胸に残る一番星 | ナノ

  ウインナーコーヒーより甘く


 カミュはそわそわしている。今日の待ち合わせに指定されたこの場所…いわゆる喫茶店だが、生まれてこの方利用したことがなかったせいか、どうにも落ち着かない。設えられたアンティーク調のテーブルやソファー席、店内に流れるクラシック音楽、漂うコーヒーの香り。何よりメニュー表に書かれた品名がどれもどんなものかもよくわからず、注文することを早々に諦めてお冷ばかり飲んでいるので、先ほどから店員の視線が痛い。妙に頻繁にお代わりを持ってきてくれるのはそういう教育がされているのか、何も注文しないカミュを笑顔の裏でおめー何しにここに来たんだと責めているのかもしれない。
 早くあいつ来ねえかな、とぼんやりと外を眺めていると、はたして待ち人は現れた。

「カミュ…! 遅くなってごめんね」
「ようイレブン。別にそんな待っちゃいねえよ」

 息せき切って駆け付けてきたイレブンに思わず笑みが零れる。ふうふうと呼吸を整えようとしている彼にそっと自分のコップを差し出した。

「ほら、水」

 つい数分前に店員がなみなみと注いでくれたので、たっぷり入っている。イレブン用はじきに持ってこられるだろうが、特にためらいなくイレブンはそれを手に取った。

「あ、ありがとう。…はあ、おみずおいしい…ってあれ? カミュ、何も注文してないの?」
「…あー、まあ、な」

 メニュー内容が何が何だかわからなかったから頼めませんでした、なんてさすがに格好がつかないので言えない。今さらこいつ相手に格好つけたってしかたないけれど。何と誤魔化そうかカミュがまごついていると、店員がやってきた。

「いらっしゃいませ、お水をお持ちいたしました。何かご注文なさいますか?」
「あ、ありがとうございます。カミュ、今なんか注文する?」
「…いや、オレはまだ決めてねえから、先に注文してていいぜ」
「じゃあ僕もあとでいいや。すみません、決めてから注文します」
「かしこまりました」

 店員が去っていく。何にしようかな〜とメニュー表を広げるイレブンにならって自分も広げたが、何も頭に入ってこない。腹が減ってないにしても飲み物の一つぐらい頼まないと不自然だろうか。注文に迷っているフリをしながら、真向いの席に座るイレブンをちらりと見た。今日はテストが終わって早く帰れるから、ということでの逢瀬なので、制服姿である。別に珍しくはないが、上流の学園の制服だからか、この空間でも馴染んで見えた。いや、服というよりも、イレブン本人の気品がそうさせているのだろうか――。

「カミュ、なに頼む?」
「…あ、あー…そうだな、じゃあ、お前と同じやつで」
「えっいいの?」
「ああ」
「…わかった! 店員さん呼ぶね!」

 何故だかぱあっと輝かせたイレブンは、店員を呼んで何やら頼んでいた。注文し終えたあともにこにことしている。あどけないその顔はカミュが大層好んでいるもののひとつであるが、何がそんなに嬉しいのだろう。

「何だよ、そんな笑って」
「だって嬉しいから」

 この前はカミュの行きつけの店に連れてってもらったでしょ。僕、よくわからなかったし、カミュの好きなもの知りたかったから同じの頼んだけど、今度は僕の好きなものも知ってほしくて、今日はここにしたんだよ。

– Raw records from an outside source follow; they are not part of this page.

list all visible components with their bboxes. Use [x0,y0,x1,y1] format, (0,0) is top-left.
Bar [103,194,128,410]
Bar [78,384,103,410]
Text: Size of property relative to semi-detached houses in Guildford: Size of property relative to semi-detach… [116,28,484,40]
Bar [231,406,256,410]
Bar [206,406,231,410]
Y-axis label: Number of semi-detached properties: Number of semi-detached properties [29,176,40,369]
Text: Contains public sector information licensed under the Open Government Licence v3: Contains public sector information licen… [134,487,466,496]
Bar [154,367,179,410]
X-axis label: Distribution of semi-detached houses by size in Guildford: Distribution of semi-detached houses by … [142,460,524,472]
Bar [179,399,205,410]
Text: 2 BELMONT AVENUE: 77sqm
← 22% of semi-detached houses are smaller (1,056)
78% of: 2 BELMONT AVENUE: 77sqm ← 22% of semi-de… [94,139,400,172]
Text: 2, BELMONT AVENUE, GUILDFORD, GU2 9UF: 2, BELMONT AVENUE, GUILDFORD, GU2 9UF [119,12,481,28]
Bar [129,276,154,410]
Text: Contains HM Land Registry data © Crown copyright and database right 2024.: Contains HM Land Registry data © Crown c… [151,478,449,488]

 だからカミュも同じだったら嬉しいな、とイレブンは言う。それはもう、まったくの見当違いではあるのだが、カミュは何も返せなかった。そういえばイレブンは、絶対来たことなどないであろう安めのチェーン店に来ても堂々としていた。まっすぐにカミュとおなじものを見ようとしていた。場違いだ、など思っていたのは自分だけだったのだ。カミュはいろんな意味で恥ずかしくなった。

 ああ、あれほど気取っていてよそよそしかったはずの店内が急に煌めいて見える。

「…かみゅー? どうしたの? 具合悪い?」
「…いや、逆」
「逆?」
「楽しみになってきた。お前の好きなもの、教えてくれよな」
「! うん!」

 きっとどこにいたって楽しいし、何を食べたってうまいんだろうけどな。お前とならば。